Marolt: Aspen needs to be on the road more travelled
Show me a person who truly hates their car, and I’ll show you a person who is kicking tires on a new one.
Cars make our first impressions. Over the course of a lifetime, we spend far more money on them than we do on clothes, deodorants, teeth whiteners and facelifts combined! Most of us will have more cars than kids. They are what others see us as. They say more about what we believe in than we do.
Yes, there is a place and time for our beloved cars, and they are “here” and “now.” So, in Aspen, when it comes to automobiles, why are we trying so hard to save ourselves from ourselves? It’s the ultimate conflict of interest.
I have a question: If parking is so valuable to businesses in downtown Aspen, then why did we turn so much of it into a pedestrian mall in the ’70s? Here’s another: If the pedestrian mall has been such a boon to Aspen businesses, then why do so many fail there where tourists loaf and loafers tour?
I’m just wondering. But, as long as I’m wondering, I may as well wonder out loud. I wonder what Aspen would be like if it was car-friendly.
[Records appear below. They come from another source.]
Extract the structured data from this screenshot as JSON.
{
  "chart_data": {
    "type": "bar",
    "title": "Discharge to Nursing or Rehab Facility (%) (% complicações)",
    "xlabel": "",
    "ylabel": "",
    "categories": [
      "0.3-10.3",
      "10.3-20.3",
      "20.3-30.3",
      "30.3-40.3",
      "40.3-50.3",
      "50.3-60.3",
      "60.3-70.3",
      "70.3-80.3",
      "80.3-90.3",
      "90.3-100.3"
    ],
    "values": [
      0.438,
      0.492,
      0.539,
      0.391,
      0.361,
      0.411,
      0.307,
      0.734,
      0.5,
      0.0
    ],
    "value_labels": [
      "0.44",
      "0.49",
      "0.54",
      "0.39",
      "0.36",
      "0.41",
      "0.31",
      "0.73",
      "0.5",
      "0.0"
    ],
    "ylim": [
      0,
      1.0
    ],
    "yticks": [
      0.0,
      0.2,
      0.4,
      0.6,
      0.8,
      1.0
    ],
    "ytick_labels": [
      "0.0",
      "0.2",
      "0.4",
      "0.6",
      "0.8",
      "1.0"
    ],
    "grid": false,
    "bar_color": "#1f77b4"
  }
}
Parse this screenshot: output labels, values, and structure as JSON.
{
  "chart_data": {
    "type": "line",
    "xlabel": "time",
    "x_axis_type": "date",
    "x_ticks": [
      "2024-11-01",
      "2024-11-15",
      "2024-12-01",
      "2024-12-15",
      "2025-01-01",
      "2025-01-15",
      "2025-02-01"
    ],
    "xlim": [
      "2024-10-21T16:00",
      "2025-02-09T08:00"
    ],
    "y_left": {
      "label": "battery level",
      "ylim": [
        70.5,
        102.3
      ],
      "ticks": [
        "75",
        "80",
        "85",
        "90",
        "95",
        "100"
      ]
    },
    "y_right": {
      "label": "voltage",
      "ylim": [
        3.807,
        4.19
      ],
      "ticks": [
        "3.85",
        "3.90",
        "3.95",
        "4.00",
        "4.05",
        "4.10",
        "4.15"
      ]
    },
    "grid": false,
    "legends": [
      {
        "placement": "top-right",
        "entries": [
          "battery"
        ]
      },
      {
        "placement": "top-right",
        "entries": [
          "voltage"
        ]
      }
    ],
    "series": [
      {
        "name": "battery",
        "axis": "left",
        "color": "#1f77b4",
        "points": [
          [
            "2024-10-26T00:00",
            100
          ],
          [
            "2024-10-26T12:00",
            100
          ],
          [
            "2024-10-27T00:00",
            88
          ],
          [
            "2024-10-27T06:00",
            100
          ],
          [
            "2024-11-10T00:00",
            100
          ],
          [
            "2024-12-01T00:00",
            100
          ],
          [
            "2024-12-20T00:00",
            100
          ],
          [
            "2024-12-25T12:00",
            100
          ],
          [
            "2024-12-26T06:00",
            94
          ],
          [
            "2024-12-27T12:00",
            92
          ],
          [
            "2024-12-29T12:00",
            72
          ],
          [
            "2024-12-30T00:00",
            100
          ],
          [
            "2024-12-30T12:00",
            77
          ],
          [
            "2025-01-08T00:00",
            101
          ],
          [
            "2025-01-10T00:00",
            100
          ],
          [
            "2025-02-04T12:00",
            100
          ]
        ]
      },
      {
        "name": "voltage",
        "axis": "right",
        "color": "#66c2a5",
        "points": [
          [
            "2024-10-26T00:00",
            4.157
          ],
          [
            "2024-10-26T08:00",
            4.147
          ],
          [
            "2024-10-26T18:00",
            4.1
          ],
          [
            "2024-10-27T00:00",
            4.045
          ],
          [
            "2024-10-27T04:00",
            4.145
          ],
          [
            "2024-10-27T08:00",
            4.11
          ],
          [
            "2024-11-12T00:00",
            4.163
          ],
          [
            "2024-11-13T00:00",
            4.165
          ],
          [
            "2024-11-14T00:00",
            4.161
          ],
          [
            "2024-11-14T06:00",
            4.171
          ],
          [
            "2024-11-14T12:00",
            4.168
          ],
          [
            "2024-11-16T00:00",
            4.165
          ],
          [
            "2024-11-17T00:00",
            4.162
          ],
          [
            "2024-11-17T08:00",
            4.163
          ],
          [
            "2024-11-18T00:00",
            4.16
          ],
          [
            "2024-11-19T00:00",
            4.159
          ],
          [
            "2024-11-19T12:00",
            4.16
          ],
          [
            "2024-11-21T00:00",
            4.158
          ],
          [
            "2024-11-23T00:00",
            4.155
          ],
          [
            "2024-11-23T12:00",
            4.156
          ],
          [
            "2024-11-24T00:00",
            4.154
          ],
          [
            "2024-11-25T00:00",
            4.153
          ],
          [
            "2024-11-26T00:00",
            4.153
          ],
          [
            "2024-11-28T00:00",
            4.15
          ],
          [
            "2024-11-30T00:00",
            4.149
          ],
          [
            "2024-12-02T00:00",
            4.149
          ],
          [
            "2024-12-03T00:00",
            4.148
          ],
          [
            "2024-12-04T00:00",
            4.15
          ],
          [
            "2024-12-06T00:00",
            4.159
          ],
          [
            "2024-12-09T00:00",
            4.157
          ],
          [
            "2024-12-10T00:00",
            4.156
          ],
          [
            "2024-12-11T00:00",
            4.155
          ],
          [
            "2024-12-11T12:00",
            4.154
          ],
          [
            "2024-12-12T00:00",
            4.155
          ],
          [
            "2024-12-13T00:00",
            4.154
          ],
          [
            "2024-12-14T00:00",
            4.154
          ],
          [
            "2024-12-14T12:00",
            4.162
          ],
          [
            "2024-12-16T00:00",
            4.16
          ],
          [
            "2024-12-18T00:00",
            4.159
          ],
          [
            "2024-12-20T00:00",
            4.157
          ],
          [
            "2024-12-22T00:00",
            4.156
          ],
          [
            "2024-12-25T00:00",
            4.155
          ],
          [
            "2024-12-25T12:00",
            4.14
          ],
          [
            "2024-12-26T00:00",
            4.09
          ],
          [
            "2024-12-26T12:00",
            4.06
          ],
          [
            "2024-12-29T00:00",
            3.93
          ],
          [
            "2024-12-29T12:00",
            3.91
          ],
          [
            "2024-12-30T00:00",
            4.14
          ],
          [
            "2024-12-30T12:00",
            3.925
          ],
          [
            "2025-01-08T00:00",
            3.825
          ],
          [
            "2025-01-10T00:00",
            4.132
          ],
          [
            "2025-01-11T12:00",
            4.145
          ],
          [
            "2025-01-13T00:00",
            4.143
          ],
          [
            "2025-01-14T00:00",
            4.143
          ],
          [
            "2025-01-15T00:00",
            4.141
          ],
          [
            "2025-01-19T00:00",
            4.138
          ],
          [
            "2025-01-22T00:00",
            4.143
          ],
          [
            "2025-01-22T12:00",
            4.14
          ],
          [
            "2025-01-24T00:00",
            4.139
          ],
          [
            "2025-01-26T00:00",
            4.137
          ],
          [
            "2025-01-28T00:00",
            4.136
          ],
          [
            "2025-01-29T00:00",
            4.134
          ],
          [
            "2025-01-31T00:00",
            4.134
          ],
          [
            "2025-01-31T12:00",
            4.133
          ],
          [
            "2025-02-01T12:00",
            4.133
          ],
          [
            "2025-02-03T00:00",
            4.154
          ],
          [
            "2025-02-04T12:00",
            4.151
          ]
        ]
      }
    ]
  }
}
A lot of old-time shoppers around here used to say that you can only buy as much as you can carry. How prescient. Shoppers in Aspen are not generally constrained by how much purchasing power they carry in their wallets, but their arms are no longer and no stronger than anyone else’s. They’re actually a lot weaker in many cases because of the altitude, of course. Imagine an Aspen where a wealthy person can simply back the Range Rover up to any old shop, pop the rear window and say, “Fill ’er up.”
Think out of the eco-friendly box for a minute. The truth is that what we do in Aspen to protect the globe from warming is largely symbolic. Maybe we have an indirect impact on the overall reduction in greenhouse gases, or maybe we don’t. Why chance it? Wouldn’t it be better if we just stepped on the gas and began driving for fun again? Jeeping up Smuggler Road is a lot better than hoofing it.
Let’s not forget that the messiest vitality of all is cars. They are the greatest expression of American individualism and a unique part of our local history. Imagine a daily parade of modern cars through our downtown proudly showing the world exactly who we are — the A6 of resort towns.
As I alluded to, the easiest way we can be kind to cars is to tear out the pedestrian mall. Think of all the extra parking directly in front of our favorite restaurants and boutiques! At a fraction of the cost of constructing a parking garage under Wagner Park, too! By enforcing a strict 11.5-mph speed limit, we can create a tranquil Mayberry-like feel. Can you imagine parking right in front of the Red Onion like they did in the old days?
Of course it makes no sense to do this if cars can’t even get downtown. Main Street is wide enough for three lanes on each side, and if we possess the political ball joint to make our town truly unique, we can crate a six-lane European-style faux Autobahn into Aspen all the way from Snowmass Base Village. It would give Audis and Porsches a reason to live!
We have the technology to tunnel underneath Independence Pass, miner-style, leaving the bore a little raw and timbered for the tourists. Think of the Denver traffic coming and going year-round. Can you say, “Goodbye Vail!”? We could convert the road over the top into a, well, over-the-top bike path. Get the bike riders off the streets and out of town where they belong? Win-win!
When we start to envision Aspen as car-friendly, I think a lot of people begin to see the wisdom of subsidizing the cost of gas. We can reduce the cost of fuel to sub-Glenwood prices. This, along with the abolition of paid parking, would entice people from downvalley to come here to fill up, dine and shop rather than the other way around.
As much as we hate to admit it, there is strong correlation between traffic jams and real estate values. From New York to Boston, from San Francisco to Los Angeles, Paris, London and Tokyo, the most valuable land is where the cars are. It’s time to join the club, for the sake of our children’s inheritances.